The Indian markets have been under a lot of pressure in the recent past few weeks. Markets are down approximately 300 points in the last 3 weeks. This can be attributed to a combination off reasons. Of all the market talks the most commonly heard talk on the street is the US Federal reserve with drawing the monetary stimulus earlier than expected. This has not only affected our markets but all the Asian and other emerging markets. Japan is theoretically back into bear market territory with a 20% cut on the Nikkei. All this talk about federal reserve withdrawing the stimulus, has led to a weakening of all the emerging market currencies which really hasn’t helped India’s cause, considering India runs a huge twin account deficit.
With all the things looking gloomy we are back to the same question – “What should one do now ?” Well it’s not that simple this time. The last time when I wrote, we were knocking at the doors of 6300. And if any one of you did go short you should have booked profits at 5750 levels, which is approximately 400 points or 6.5% on the index on the back of 100 points or 2% stop loss that we had kept. Coming back to what one should do now-
For the traders – one can initiate long positions with any down tick with a stop loss at 5680-5650 on closing basis, for targets closer to 5950-5980. Or for the high risk traders one can go short on Monday if the markets open gap down 20-30 points with a strict stop loss at 5825. Disclosure I’m long with the above mentioned stop loss but from lower levels and not 5800.
For investors – the pullback which I talked about in my last post might have come, so one can start nibbling in but don’t be shocked if we see 5550 – 5580 levels. But you should not be too worried as the risk reward is extremely favorable with a 2% risk on the down side you could get unlimited upside. But keep in mind if markets go below that 5500 on the Nifty spot just hold back and cut your longs.

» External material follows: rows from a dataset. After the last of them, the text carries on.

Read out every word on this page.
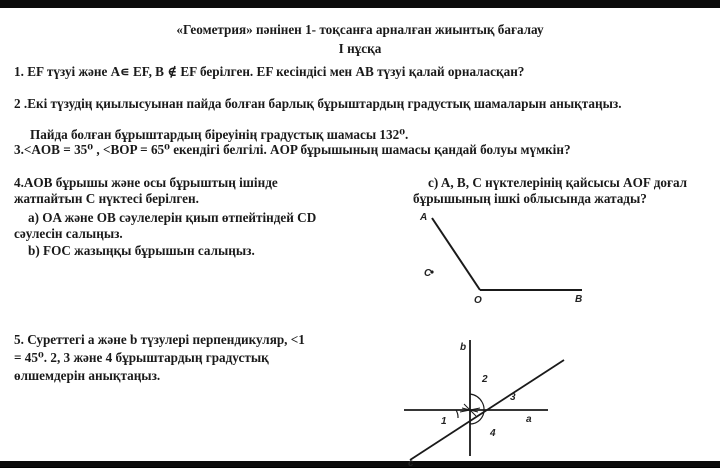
«Геометрия» пәнінен 1- тоқсанға арналған жиынтық бағалау
І нұсқа
1. EF түзуі және A∊ EF, B ∉ EF берілген. EF кесіндісі мен AB түзуі қалай орналасқан?
2 .Екі түзудің қиылысуынан пайда болған барлық бұрыштардың градустық шамаларын анықтаңыз.
Пайда болған бұрыштардың біреуінің градустық шамасы 132⁰.
3.<AOB = 35⁰ , <BOP = 65⁰ екендігі белгілі. AOP бұрышының шамасы қандай болуы мүмкін?
4.AOB бұрышы және осы бұрыштың ішінде
жатпайтын C нүктесі берілген.
а) OA және OB сәулелерін қиып өтпейтіндей CD
сәулесін салыңыз.
b) FOC жазыңқы бұрышын салыңыз.
c) A, B, C нүктелерінің қайсысы AOF доғал
бұрышының ішкі облысында жатады?
5. Суреттегі a және b түзулері перпендикуляр, <1
= 45⁰. 2, 3 және 4 бұрыштардың градустық
өлшемдерін анықтаңыз.
A
C
O	B
b
a
c
1
2
3
4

My argument for going long at this point is that most of the bad news, if not all of it is already in the price. And if there is a surprise in store from the RBI or the government or may be any other global reason, we might get a 150-200 points rally. We might not see a recovery all the way back to 6200, but 5950-6000 levels could well be tested. I say this because every time the markets have decided to come down they have done that in a cyclical fashion rather than just falling off a cliff.